The charge cumulated at the gate area can't flow off.
To ensure that our N-channel MOSFET is turned "off" while the gate pin is not connected to an input circuit, a resistor has to be connected between gate and source, pulling the voltage level to ground.
Those resistor is called pull-down resistor.
If a resistor is connected between gate and the positive terminal of the supply voltage, our n-channel MOSFET is turned "on" while it is not connected to an input circuit.
This is a so called pull-up resistor.
Note that the supply voltage should not exceed the maximum gate voltage, or else a voltage divider must be used to lower the gate voltage caused by the pull-up resistor.
There is a reason why I am not using an electric motor to demonstrate the functionality of the pull-up resistor.
Some later we will see why.
Always use high resistance devices as pull-up respectively pull-down resistors to keep the input power low, because now a current is running trough the resistor even while the switching status of the field-effect transistor is not altered.
Switching transistors at their maximum frequency is tricky.
Altering the state of a transistor always takes some time.
When turning a transistor "on", the voltage drop at the emitter collector line drops from (nearly) the supply voltage of the circuit to (nearly) 0V.
Vice versa the voltage is increasing from 0V to the value of the supply voltage while the transistor is turned "off".
The maximum rate of change of a signal, hence the voltage drop is called slew rate.
It is usually expressed in units of V/μs.
Sometimes the rise time is listed at the datasheets of transistors instead of the slew rate.
At the oscillograph shown here you can see the input voltage as yellow curve and the accordant output signal between the source drain line of an IRLZ24N as green curve.
A 1kΩ resistor is switched in series to the gate pin simulating an input signal with a high inner resistance resulting in a worse slew rate of the MOSFET.
There is always some kind of feedback between the signal source and the amplifying circuit like demonstrated at the previous video.
Just remember the capacitance of a MOSFETs gate area!
The power output of the input signal has to be sufficient to safely turn the transistor "on".
Let's have a closer look at the power dissipated by the emitter collector line while the state alters from "on" to "off", meaning the resistance of the emitter collector line rises from it's minimum to its maximum value.

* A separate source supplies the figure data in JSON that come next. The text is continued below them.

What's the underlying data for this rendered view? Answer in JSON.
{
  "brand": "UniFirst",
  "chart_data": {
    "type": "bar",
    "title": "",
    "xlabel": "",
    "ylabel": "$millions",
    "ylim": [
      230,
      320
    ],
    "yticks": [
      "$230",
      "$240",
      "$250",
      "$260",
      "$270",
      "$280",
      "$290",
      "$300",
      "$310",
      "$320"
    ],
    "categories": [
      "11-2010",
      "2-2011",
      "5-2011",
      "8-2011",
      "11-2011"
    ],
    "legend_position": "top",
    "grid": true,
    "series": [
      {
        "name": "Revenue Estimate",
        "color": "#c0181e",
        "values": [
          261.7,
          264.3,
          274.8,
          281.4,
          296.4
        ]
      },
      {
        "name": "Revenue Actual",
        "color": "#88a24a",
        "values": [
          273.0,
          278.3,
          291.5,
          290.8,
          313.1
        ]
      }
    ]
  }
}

While considering the correlations inside of a voltage divider, the power dissipated by the transistor can be calculated with knowing the total voltage and the constant resistance of the load resistor.
The maximum collector current of the BD135 is 1.5A, the maximum emitter collector voltage is 45V and the maximum power dissipation is 8W.
So it looks like there is no problem in switching a 30Ω load connected to a 40V power supply.
While altering the switching state from on to off, the resistance of the transistor is around 10Ω for a short span of time.
By inserting those values at the equation above we get 10W!
The transistor is heating up clearly while operating with high switching frequencies.
Finally some remarks on switching non ohmic loads.
Here you can see the voltage progression between source and drain while switching an electric motor.
As you can see, the voltage drop at the transistors source-drain line exceeds the supply voltage of 12V clearly. The peak voltage is above 25V!
The maximum source-drain voltage of the transistor used for the switching operation must be designed for those voltage peaks.
While turning on capacitive loads, the current climbs to it's peak value, so keep the maximum collector current in mind.
In this spirit - be careful while switching your own circuits.